I feel it now. I feel it more than anything. At times it becomes somewhat tough to decipher but it is always the heart of it after all.
Self worth. Sense of self. You know our purpose to living and where our hopes amd dreams come to fruition. Who we were meant to be when no one else is around, when their backs are turned or when we are alone in the dark in the middle of the night. All the outside variables becoming still in your mind for it is at this time you finally feel complete. Not pulled to pieces in every which way as we rise to meet the demands of the day.
Why do we try so tirelessly to impress those who don’t give a sh*t about us either way. You know which way. Backwards and while your *ss is turned a Michael Myers knife in the back just to stall you. That is what another’s opinion of you should be. Just a road block to your final destination. Ya it sucks and there is a chance you may get hung up but let’s hope you have a strong gut instinct to save you. A sense of purpose. A matter of being. A total state of what was and forever will be.
I love when they fabricate a version of me they need me to be like they fail in life if I am in fact good. True intentions become clear all the time and once found out I am like I thought so and move on. I am not scared to call anybody out because I know my truth and where I stand and I will weather any storms knowing that fact regardless of the lies they tell and stories they spin. What is the harm in pleading your own ignorance without fear of negativity or backlash? Aren’t I human too? Open to the possibility of making the same mistakes as anybody else who has had the opportunity to walk around this great Earth? Maybe it isn’t so much the possibility of what could be but a fear of what is or an actuality of what could happen if you tried and failed or maybe the impossible happened and you realized all your dreams. How can you reach the stars if you are doing nothing to help yourself get there? How can you live a different life if you do the same things every day expecting something different to happen this time. Things don’t happen by chance all the time but more so because of choice. You chose to put yourself out there and try to live differently just the out pouring of self love should be enough to sustain you.
Maybe it was because I grew up on Chumbawamba but there was nobody who was ever going to knock me down. I got knocked down more times than I wish to count but I always got back there was nobody in life that was ever going to keep me down. No matter the nights I would waste away I would always wake up the next morning with the devil in my step. It wasn’t so much the blood of my enemies that made me fierce it was the sacrifice of my babies who made me relentless in my dreams. The Mayan culture talks about the need for a human sacrifice to keep the bad men at bay. Literally speaking I suppose I gave up my first to the Universe in the hopes of something more. I can blame my Dad all I want to for not giving me the choice but maybe if I was strong enough I could have ran, there is no point in second thoughts. This is what happened and this is my story so I used it as fuel to never get up. Get kicked down yes. Get knocked out. Sometimes. But there was no way while I was living I was going to allow that sacrifice to be for nothing. Not in this life time and sure as hell as not in the next.

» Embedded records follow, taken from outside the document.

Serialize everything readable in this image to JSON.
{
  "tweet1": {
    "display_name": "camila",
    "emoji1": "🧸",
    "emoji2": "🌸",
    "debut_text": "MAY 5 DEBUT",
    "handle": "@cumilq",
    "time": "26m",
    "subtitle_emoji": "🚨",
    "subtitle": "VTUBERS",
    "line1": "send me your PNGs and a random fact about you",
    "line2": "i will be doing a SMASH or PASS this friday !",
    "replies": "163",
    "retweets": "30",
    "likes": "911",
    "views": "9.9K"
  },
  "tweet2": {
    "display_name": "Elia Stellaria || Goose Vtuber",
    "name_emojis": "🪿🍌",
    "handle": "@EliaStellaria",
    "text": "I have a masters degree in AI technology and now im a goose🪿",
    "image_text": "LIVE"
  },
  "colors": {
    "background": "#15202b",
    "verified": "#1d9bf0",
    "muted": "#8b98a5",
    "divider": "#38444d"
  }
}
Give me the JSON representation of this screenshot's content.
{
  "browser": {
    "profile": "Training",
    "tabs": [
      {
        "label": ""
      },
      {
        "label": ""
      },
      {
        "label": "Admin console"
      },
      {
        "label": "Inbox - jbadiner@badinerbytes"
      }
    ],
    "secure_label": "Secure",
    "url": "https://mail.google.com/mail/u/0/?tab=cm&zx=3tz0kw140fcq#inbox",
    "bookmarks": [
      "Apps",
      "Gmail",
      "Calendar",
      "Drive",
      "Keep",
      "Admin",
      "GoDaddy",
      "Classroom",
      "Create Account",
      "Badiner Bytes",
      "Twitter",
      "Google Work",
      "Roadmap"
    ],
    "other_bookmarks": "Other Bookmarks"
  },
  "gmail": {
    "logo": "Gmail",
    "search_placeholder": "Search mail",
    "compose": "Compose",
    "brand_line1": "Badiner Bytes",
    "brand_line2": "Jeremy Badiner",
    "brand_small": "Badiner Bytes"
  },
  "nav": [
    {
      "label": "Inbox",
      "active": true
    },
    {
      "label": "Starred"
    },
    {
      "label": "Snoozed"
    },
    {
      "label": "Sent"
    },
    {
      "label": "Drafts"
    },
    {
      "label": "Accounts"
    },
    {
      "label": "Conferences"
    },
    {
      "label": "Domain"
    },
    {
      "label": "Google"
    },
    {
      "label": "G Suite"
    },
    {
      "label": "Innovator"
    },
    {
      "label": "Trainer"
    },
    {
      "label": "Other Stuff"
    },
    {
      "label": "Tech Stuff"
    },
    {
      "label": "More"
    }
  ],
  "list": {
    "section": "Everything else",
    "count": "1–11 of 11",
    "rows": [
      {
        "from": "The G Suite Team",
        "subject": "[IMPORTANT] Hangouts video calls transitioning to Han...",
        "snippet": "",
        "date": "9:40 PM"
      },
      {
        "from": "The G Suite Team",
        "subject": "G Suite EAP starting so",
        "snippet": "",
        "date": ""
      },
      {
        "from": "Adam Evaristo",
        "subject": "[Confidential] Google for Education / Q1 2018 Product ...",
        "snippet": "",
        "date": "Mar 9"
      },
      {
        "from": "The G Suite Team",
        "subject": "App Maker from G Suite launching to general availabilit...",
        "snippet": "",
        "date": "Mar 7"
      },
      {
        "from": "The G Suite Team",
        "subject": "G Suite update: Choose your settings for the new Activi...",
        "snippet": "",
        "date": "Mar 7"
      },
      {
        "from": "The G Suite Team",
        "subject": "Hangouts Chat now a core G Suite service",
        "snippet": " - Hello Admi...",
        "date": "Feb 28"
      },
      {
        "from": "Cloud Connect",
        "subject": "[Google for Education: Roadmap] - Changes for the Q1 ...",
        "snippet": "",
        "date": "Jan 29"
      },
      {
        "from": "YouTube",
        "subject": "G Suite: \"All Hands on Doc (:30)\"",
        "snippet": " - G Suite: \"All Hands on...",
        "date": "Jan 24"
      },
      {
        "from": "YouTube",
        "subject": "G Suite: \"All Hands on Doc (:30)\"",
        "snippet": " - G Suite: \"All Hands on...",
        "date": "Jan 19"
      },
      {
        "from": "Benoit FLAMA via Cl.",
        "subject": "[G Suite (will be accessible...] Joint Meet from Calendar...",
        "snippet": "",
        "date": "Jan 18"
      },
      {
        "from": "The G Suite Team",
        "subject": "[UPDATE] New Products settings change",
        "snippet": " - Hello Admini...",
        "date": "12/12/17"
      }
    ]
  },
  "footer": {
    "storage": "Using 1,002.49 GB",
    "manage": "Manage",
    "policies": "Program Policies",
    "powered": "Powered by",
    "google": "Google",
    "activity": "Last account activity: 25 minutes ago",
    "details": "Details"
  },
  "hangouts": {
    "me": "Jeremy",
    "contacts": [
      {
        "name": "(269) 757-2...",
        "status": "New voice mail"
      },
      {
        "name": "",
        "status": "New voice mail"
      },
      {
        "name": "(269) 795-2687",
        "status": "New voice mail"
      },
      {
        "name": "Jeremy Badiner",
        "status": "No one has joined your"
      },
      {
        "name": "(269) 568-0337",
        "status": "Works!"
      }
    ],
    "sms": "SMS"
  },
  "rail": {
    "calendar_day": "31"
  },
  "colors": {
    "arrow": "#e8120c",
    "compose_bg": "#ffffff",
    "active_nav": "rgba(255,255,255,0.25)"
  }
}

When I think about where I sit in the grander picture I get nauseated with fear. In the end nothing matters. Nothing will matter in the end. The life we would have killed for turns to dust and we destroyed so many before us for reason not even a what’s for. Nothing. Nobody. It all gets returned back to where it use to lay before we came here and were devious and even hurt our own children and turned them astray. The very realization of what those before us have done and there is no way we can ever make it better we can never go back should rock us. It should shake us to a place that we never want to go back and it should be used to make us better but in reality it is all still fake. I like in a country where our leader spits on the grave of thousand and thousands unidentified babies. I ask myself if I had at my fingertips to do the right thing could I? Without a shadow of a doubt there are files that can be opened that can return all these babies to the heavens and their families but for some odd reason our government just won’t. What happened in this land our crimes against humanity, it was cultural genocide and yet we are still snide. There should be nothing more important in this world than making things right so I know the devil walks among us because they are incapable of doing what is right.
So now I have found my shine and I am going to shine like I have never shone before. I have found my one person in fact I have found many. The brighter the shine the more my light catches on and there are others just like me. We shine on together in knowing there is safety and friendship in all that we see. It took a hard road to find some but at least we all got here and we did so au natural and we did so organically. The love we seek first starts internal and than it starts to grow. It will light up the nights in heaven it will put on a quite a show. There is nothing that can stop a determined group of a few from learning to live differently and to try adopting something new. A new habit or a new skill or just a new way of life. What I love about my community is that we are non judgmental and open armed.